Overall, Springfield’s 711 student-athletes achieved a cumulative GPA of 3.351. According to Athletic Director Cathie Schweitzer, part of the reason for this is the dedicated staff who work with students on a daily basis.
“It’s one of our goals as an athletic department to achieve a 3.2 or better,” Schweitzer said. “Our coaches are teacher-coaches, so they get it. They’re involved in everyday academic life, and I think the fact that they are teacher-coaches helps to keep bringing in higher qualities of students year after year.”
Six coaches have been at the college for 30 years or more, according to Schweitzer. An additional five have returned for 20 years, and only four have been here for fewer than 10 years.
Although women’s volleyball head coach Moira Long is only in her third year at Springfield, her team has continued a strong academic tradition, and boasts a GPA of 3.54. Long said this success from her players starts with letting them know what is expected of them.
“You have to set an expectation,” Long said. “We expect [players] to be successful on the court, and we expect them to be successful in the classroom. We want to know that you’re going to work hard.”
Senior Tessa Smolinski of women’s volleyball is one player who Long calls, “the gold standard of the student-athlete.” Though this is the first semester she was not a part of the “Pride Perfection,” Smolinski has a cumulative GPA of 3.991, and was named the CoSIDA/Capital One Academic All-American of the Year.
“It’s definitely all internal motivation for me,” the Communication Sciences and Disorders major said about her accomplishments. “I strive to do the best, to be the best I can be. If I don’t think I did as well, I’m hard on myself.”
Last semester, Smolinski led her team to a NEWMAC Championship and deep into the NCAA Tournament while juggling classes and a pre-practicum. While she admitted that balancing commitments is challenging at times, reaching out is one of the best things a struggling student can do.
“You have to ask for help,” Smolinski said. “There are so many resources on campus between coaches and teammates and the Academic Success Center. Asking for help when you need it is not a sign of weakness. Everyone will be there for you.”
Schweitzer agreed that it is important for athletes to rely on their peers.
“There is something to be said about the team environment,” Schweitzer said.
“You have that relationship with other student-athletes who are going to help push you in all avenues of your life to a better standard.”
Senior baseball player Sean Smith said it is just as important to work with professors as it is to work with teammates.
“On your own,” Smith said, “it’s about staying ahead and staying organized. With baseball, for instance, we play six games a week. I have to miss two or three classes a week. You have to speak with those professors and make sure you have all homework necessary to turn in.”
In the fall, the Sport Management major had an internship in Florida where he worked on the Franklin Templeton PGA Tour event and was in charge of recruiting and registering over 200 volunteers. Smith has also taken on leadership roles at Springfield in the Sport Management club and PAAC.

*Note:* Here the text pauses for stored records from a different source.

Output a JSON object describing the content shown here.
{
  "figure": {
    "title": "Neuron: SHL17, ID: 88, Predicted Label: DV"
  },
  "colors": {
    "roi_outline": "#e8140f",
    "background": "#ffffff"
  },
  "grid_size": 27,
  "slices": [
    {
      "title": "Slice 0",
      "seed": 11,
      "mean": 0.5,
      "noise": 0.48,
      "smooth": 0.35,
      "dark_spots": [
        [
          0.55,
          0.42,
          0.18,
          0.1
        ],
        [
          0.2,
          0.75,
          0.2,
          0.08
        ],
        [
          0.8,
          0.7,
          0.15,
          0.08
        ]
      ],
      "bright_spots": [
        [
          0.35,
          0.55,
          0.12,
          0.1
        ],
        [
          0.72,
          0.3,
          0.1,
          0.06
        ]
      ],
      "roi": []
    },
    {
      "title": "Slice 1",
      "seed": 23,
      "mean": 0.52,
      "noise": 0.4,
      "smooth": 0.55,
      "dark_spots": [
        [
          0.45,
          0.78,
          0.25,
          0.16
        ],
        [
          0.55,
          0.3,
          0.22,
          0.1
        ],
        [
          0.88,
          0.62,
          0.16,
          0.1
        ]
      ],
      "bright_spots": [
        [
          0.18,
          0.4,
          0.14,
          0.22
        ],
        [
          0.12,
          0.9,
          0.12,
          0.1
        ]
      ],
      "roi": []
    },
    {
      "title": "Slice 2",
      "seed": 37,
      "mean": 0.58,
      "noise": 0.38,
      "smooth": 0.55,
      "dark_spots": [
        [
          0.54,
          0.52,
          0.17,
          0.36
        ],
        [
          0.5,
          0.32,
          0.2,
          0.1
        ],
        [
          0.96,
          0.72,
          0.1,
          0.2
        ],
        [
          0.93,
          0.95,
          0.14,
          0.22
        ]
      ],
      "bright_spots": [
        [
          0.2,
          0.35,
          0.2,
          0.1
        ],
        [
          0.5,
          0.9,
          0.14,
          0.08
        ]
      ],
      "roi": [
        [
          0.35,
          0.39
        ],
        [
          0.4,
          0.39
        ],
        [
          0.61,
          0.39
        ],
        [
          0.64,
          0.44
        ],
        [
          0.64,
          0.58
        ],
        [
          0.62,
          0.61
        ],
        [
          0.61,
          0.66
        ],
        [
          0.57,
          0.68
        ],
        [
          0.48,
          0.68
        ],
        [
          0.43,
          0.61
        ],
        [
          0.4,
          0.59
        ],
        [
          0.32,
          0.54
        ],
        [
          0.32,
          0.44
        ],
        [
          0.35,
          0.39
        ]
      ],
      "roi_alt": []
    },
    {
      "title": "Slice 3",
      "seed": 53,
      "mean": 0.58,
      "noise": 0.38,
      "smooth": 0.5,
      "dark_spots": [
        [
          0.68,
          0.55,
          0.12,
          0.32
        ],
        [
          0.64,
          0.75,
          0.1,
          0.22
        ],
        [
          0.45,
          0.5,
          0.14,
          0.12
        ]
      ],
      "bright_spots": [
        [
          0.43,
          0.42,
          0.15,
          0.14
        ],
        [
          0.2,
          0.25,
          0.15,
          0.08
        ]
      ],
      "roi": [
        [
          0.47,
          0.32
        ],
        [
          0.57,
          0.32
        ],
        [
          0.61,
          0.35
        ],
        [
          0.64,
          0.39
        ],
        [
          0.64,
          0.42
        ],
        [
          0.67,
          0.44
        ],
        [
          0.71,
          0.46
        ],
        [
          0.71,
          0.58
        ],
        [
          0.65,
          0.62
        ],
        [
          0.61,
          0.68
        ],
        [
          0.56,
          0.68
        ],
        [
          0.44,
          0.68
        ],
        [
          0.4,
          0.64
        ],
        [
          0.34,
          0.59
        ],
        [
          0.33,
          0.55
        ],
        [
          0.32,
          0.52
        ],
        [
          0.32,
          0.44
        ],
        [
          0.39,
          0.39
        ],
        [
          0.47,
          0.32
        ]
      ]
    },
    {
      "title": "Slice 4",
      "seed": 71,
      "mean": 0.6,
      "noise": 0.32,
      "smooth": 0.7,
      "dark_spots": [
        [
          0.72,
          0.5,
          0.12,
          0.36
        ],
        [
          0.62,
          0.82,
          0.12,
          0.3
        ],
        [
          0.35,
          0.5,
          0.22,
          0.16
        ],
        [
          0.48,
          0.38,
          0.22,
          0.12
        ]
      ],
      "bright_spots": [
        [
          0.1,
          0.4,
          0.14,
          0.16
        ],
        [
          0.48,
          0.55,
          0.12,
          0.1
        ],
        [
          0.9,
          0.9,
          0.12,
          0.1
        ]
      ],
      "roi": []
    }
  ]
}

It’s this increased on-campus involvement that Long says makes Springfield students so different from athletes at other schools.
“If you’re an athlete,” Long said, “typically you go to classes and practice and that’s it. That’s just not the way things go here.”
Junior basketball player Nick Sienkiewicz said that finding time to take a break in the day is also key, and allows him to concentrate better on the court.
“When I have time to relax,” said the Physical Therapy major, “I use that time to take my mind off everything so when I need to focus, like at practice, I can focus.”
Sienkiewicz, who also received CoSIDA honors, also noted that working hard early on pays off in the long run.
“Have fun when you can and get your work done early,” said Sienkiewicz. “If you put stuff off, you’re going to be cramming and be more stressed out.”
Whether that fun means hanging out with friends on weekends or just having the chance to compete in the sport they love, Schweitzer said she is constantly reminded of the students-athletes’ professionalism and good sportsmanship.
“I think I can sum it up best by saying they are some of the college’s best ambassadors,” Schweitzer said. “When they put that uniform on and it says ‘Pride,’ they represent that.”